You have a few choices on what to do, depending on what you have done thus far. First, prior to the leave, did you discuss with the employee how she would be paying her portion of the premiums? Under the FMLA regulations, an employer must provide the employee with advance written notice of the terms and conditions under which these payments must be made. There is a checkbox on the top of Page 2 of the Department of Labor’s sample Notice of Eligibility & Rights and Responsibilities that addresses this requirement. If you established how payment would be made, then follow that process.

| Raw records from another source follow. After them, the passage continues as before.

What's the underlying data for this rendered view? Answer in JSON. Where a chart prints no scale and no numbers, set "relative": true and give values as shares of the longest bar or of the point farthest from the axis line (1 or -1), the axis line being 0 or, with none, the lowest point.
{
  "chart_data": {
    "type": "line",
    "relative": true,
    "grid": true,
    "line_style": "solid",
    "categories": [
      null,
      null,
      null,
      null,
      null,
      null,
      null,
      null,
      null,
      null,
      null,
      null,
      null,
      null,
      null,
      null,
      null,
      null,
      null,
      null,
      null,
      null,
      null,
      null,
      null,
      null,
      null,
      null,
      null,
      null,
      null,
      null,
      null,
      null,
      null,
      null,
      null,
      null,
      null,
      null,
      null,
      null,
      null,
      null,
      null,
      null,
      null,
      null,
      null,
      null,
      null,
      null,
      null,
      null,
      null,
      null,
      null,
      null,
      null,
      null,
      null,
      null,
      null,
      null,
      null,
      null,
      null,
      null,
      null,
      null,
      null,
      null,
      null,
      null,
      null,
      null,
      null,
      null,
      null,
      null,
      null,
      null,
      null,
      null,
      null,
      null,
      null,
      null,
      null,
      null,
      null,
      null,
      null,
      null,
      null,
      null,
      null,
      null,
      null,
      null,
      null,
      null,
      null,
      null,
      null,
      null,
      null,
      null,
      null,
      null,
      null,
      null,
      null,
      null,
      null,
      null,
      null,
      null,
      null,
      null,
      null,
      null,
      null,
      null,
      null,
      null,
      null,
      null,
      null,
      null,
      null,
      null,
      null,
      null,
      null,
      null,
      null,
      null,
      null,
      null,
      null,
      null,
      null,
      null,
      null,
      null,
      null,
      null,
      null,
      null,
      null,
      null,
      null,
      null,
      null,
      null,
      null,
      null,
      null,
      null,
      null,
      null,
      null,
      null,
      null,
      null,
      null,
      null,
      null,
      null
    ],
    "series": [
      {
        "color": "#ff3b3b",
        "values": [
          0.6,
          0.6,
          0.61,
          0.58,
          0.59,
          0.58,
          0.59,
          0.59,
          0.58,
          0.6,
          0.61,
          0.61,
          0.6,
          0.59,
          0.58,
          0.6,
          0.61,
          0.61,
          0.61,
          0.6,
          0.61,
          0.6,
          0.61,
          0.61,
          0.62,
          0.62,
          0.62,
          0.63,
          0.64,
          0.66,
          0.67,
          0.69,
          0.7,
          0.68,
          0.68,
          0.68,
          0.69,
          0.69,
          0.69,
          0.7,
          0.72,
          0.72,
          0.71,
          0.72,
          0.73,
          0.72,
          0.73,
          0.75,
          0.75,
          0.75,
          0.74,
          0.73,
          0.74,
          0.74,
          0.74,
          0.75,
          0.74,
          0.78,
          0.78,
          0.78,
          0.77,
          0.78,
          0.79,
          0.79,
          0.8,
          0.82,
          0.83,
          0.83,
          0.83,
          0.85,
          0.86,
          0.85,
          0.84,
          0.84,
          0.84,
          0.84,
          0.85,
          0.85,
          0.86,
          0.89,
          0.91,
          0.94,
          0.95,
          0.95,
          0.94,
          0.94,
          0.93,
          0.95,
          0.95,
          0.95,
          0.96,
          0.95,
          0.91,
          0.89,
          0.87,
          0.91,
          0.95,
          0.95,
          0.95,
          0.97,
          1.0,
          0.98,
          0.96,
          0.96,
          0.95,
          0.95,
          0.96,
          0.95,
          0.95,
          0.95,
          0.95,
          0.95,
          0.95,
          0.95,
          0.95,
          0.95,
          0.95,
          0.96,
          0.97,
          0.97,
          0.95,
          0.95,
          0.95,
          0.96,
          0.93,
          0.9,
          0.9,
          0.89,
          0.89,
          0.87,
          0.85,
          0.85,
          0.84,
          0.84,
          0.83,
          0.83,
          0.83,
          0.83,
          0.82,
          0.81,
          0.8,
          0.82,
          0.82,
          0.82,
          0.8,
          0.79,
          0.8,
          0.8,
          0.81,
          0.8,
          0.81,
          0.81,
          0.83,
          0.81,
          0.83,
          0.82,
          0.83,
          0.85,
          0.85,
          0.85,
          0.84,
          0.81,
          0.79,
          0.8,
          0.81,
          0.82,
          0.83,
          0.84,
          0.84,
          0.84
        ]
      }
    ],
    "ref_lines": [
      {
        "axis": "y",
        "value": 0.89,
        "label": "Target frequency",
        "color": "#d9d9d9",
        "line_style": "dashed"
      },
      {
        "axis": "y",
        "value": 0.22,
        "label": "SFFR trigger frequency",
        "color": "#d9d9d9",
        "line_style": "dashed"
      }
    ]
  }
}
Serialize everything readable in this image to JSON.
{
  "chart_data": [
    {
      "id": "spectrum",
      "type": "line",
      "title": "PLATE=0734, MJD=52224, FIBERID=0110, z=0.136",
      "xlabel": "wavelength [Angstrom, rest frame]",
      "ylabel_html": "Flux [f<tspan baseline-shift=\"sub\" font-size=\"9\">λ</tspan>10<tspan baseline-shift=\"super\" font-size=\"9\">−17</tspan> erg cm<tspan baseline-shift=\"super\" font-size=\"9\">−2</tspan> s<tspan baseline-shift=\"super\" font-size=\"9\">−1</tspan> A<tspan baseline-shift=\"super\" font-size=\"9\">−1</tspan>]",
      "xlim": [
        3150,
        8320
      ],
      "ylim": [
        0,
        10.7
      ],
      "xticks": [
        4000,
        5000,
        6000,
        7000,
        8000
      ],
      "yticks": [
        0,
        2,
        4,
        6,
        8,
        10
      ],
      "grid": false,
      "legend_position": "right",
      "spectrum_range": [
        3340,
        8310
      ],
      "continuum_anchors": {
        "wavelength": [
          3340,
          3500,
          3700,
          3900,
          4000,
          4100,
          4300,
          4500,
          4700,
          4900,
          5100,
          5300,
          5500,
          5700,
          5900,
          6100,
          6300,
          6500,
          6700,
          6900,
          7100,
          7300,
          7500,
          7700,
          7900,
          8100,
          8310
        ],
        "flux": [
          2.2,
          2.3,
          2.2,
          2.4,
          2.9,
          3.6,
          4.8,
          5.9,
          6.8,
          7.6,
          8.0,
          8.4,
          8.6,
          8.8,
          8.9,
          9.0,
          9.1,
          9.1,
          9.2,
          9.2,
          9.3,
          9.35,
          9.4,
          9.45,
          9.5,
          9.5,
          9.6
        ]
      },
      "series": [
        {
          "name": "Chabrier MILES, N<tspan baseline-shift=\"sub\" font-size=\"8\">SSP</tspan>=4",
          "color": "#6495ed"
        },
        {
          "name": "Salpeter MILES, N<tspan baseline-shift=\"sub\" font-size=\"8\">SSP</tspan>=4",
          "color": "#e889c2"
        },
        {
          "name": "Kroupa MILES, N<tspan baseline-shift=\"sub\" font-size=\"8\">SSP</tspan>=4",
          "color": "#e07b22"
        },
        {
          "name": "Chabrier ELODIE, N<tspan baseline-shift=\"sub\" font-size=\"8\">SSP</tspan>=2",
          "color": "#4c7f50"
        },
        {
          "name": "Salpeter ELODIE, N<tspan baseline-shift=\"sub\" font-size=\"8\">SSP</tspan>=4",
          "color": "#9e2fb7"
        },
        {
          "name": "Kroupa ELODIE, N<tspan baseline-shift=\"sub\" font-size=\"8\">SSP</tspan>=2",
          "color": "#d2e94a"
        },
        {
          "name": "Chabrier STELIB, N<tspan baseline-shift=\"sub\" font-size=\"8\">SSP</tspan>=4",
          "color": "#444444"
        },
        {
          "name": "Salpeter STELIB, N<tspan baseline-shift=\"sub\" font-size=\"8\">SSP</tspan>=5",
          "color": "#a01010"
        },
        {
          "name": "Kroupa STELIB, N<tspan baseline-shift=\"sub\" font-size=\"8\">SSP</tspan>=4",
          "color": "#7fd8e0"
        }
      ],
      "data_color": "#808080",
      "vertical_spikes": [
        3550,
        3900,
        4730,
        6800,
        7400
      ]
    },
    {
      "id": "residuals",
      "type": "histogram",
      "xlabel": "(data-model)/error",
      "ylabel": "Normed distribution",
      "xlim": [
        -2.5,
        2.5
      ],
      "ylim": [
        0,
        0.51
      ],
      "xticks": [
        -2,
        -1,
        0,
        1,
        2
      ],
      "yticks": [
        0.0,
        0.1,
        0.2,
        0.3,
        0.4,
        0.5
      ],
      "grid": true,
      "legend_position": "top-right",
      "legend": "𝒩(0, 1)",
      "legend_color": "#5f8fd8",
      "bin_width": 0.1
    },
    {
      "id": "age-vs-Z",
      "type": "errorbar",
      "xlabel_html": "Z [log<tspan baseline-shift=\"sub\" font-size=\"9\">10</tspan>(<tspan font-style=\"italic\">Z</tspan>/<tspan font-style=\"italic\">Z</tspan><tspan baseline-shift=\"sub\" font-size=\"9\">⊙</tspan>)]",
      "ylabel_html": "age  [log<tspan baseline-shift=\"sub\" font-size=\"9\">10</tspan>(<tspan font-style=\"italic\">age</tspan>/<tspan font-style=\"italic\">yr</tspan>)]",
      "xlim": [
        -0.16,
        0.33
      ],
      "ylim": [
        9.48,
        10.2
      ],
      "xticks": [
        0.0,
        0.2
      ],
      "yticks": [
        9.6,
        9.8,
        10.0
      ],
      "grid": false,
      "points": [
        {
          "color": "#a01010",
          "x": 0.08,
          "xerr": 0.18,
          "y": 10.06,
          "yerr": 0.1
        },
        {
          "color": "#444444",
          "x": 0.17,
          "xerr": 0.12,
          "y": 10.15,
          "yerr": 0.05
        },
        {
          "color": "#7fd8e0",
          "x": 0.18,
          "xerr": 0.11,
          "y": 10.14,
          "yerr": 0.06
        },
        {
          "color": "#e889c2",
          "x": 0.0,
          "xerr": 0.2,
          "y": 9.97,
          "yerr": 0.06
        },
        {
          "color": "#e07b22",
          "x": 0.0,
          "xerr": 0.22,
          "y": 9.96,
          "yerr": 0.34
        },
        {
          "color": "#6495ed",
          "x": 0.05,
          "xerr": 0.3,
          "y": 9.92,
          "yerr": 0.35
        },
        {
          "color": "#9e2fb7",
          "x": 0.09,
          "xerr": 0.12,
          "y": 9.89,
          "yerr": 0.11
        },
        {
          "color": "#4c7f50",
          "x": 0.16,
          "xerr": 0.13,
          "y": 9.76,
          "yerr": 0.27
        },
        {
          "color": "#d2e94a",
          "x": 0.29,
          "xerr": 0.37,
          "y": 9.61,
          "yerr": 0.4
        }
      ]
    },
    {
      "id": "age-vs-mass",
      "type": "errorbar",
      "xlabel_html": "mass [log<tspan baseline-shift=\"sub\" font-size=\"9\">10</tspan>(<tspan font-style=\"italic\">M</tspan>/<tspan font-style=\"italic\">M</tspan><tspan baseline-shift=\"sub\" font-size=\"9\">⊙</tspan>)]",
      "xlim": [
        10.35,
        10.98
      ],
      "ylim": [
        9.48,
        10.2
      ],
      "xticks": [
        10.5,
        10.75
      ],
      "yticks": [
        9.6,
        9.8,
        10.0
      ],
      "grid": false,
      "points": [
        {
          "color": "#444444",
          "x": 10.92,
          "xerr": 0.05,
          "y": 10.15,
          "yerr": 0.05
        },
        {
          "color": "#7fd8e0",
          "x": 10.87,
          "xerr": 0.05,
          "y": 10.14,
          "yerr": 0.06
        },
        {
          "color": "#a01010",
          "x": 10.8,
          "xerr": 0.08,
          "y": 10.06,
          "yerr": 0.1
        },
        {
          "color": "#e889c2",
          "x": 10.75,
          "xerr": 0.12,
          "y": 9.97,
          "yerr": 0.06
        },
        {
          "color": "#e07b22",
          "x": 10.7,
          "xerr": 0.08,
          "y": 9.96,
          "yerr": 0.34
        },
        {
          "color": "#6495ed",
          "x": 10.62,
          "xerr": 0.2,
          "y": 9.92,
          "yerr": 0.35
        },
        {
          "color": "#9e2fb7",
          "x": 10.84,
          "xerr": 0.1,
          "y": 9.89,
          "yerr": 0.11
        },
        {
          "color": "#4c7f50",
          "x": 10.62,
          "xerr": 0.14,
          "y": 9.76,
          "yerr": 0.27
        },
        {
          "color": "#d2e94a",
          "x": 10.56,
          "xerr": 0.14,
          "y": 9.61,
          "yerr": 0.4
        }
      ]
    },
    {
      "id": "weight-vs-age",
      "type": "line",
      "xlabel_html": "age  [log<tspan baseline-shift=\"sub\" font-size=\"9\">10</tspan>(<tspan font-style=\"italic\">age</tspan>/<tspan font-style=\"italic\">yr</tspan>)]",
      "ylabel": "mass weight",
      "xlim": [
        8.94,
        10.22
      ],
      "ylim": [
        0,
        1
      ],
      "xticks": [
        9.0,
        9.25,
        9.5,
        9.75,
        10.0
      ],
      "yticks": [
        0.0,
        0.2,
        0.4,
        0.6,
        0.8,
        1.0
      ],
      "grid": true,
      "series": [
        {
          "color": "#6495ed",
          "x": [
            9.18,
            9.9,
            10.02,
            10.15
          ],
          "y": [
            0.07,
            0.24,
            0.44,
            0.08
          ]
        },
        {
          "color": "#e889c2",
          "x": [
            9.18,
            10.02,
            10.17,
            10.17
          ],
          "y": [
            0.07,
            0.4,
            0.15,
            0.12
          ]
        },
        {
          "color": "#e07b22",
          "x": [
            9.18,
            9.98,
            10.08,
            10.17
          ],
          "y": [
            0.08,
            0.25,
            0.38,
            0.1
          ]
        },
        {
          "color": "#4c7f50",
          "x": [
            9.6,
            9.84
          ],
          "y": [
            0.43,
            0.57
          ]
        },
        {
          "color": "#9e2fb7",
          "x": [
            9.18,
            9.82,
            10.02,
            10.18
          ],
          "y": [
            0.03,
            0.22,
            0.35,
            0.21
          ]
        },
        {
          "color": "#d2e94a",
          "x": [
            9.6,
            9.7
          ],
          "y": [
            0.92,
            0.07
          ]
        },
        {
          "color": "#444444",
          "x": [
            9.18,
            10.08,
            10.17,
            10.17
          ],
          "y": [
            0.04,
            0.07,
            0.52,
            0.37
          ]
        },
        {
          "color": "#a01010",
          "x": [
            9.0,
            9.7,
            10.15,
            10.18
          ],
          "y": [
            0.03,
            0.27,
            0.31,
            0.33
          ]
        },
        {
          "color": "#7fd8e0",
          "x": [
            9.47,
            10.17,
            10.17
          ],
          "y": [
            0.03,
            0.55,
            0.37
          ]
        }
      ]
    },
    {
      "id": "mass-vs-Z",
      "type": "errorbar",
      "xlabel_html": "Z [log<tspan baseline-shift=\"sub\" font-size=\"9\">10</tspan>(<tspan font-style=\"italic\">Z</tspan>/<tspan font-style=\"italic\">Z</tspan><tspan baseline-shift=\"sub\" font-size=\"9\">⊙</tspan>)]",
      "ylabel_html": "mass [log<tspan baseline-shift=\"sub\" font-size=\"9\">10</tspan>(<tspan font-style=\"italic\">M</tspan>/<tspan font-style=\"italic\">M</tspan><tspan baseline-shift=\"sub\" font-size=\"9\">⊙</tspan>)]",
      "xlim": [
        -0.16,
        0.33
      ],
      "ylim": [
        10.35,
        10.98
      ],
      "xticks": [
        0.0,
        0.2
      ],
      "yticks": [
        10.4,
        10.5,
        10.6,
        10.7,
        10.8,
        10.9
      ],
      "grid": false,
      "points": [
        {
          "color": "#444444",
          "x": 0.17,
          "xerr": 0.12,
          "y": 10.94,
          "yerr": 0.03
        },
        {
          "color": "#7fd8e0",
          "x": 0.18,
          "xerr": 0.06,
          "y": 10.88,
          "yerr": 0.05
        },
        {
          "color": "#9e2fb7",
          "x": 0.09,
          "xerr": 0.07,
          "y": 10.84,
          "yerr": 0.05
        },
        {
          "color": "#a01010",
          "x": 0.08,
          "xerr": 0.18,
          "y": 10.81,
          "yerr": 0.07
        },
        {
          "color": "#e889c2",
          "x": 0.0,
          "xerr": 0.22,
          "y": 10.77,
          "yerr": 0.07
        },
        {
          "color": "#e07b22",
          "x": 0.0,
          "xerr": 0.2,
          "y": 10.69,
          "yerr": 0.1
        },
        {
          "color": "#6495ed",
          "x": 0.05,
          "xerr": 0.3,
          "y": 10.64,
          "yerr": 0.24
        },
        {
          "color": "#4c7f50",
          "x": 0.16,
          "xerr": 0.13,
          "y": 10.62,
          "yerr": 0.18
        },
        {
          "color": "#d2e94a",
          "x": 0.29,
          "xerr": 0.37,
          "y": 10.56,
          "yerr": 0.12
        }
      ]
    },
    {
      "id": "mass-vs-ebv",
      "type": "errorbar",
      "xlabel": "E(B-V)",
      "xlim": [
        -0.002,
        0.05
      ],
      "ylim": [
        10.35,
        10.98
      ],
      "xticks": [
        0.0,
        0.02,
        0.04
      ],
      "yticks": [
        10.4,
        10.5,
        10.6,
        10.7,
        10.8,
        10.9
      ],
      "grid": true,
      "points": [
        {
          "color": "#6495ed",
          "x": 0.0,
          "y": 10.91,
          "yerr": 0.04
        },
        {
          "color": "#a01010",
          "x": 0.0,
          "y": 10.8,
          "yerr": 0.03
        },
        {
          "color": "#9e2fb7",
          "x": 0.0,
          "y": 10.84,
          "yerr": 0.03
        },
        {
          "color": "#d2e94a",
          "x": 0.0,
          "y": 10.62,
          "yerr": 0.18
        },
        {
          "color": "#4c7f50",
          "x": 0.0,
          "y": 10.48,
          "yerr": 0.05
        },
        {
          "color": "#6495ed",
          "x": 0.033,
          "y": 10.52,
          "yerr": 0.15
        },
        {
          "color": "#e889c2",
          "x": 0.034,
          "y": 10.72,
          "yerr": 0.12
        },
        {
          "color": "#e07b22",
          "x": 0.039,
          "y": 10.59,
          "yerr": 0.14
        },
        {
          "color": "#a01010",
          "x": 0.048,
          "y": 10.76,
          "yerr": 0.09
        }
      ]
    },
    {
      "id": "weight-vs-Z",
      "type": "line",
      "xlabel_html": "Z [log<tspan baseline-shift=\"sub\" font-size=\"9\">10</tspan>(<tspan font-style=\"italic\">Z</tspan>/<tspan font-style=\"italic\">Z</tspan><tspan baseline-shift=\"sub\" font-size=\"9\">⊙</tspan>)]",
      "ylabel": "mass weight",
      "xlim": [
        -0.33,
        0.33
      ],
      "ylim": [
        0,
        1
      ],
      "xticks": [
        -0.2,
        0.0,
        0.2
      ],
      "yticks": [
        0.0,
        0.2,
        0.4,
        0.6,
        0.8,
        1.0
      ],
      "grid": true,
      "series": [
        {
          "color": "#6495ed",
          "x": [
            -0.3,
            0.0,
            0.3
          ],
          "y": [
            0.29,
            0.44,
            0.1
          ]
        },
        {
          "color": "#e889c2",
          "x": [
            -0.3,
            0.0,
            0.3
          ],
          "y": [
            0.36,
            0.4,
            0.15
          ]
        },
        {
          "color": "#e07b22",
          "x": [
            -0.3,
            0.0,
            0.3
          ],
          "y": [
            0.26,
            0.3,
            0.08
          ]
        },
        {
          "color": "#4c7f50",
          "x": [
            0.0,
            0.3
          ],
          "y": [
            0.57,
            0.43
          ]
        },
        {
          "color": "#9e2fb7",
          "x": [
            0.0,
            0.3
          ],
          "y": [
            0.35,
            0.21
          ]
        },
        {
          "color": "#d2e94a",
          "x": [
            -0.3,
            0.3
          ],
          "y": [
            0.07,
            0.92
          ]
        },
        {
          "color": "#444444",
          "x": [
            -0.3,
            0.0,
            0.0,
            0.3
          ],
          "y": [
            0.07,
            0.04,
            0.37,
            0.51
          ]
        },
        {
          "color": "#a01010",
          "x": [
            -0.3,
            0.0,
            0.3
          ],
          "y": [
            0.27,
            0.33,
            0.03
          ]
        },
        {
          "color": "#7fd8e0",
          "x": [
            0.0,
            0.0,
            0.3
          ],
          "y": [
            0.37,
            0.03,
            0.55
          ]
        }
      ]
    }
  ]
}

If you did not address payment with the employee in advance, you should look at your past practice. Have you "floated" employees out on FMLA (or other unpaid leave) who haven't paid their premium and worked it out when they returned? If you have, you should follow that practice in this case and allow the employee to pay her portion of the premium upon return. However, you may want to consider changing that practice moving forward (and alerting employees in writing of that change).
If you do not have a past practice of allowing employees to pay when they return, your other choice is to discontinue the employee’s insurance after you have given the appropriate notices as outlined by the U.S. Department of Labor (DOL). Remember that failing to pay insurance premiums is not a COBRA-eligible event, so you should not offer her COBRA. Before you choose this option, we recommend you try to work out a payment plan with her and talk to the lawyer assigned to her case by the workers' compensation carrier, to keep the carrier informed of what is happening with her.
If the employee does return to work, you must reinstate her insurance immediately if she wants it continued, even if she owes you money for her share of the premiums before you discontinued her insurance. If she does owe you money, you should discuss with her how she plans to pay you back, if you have required other employees to reimburse you.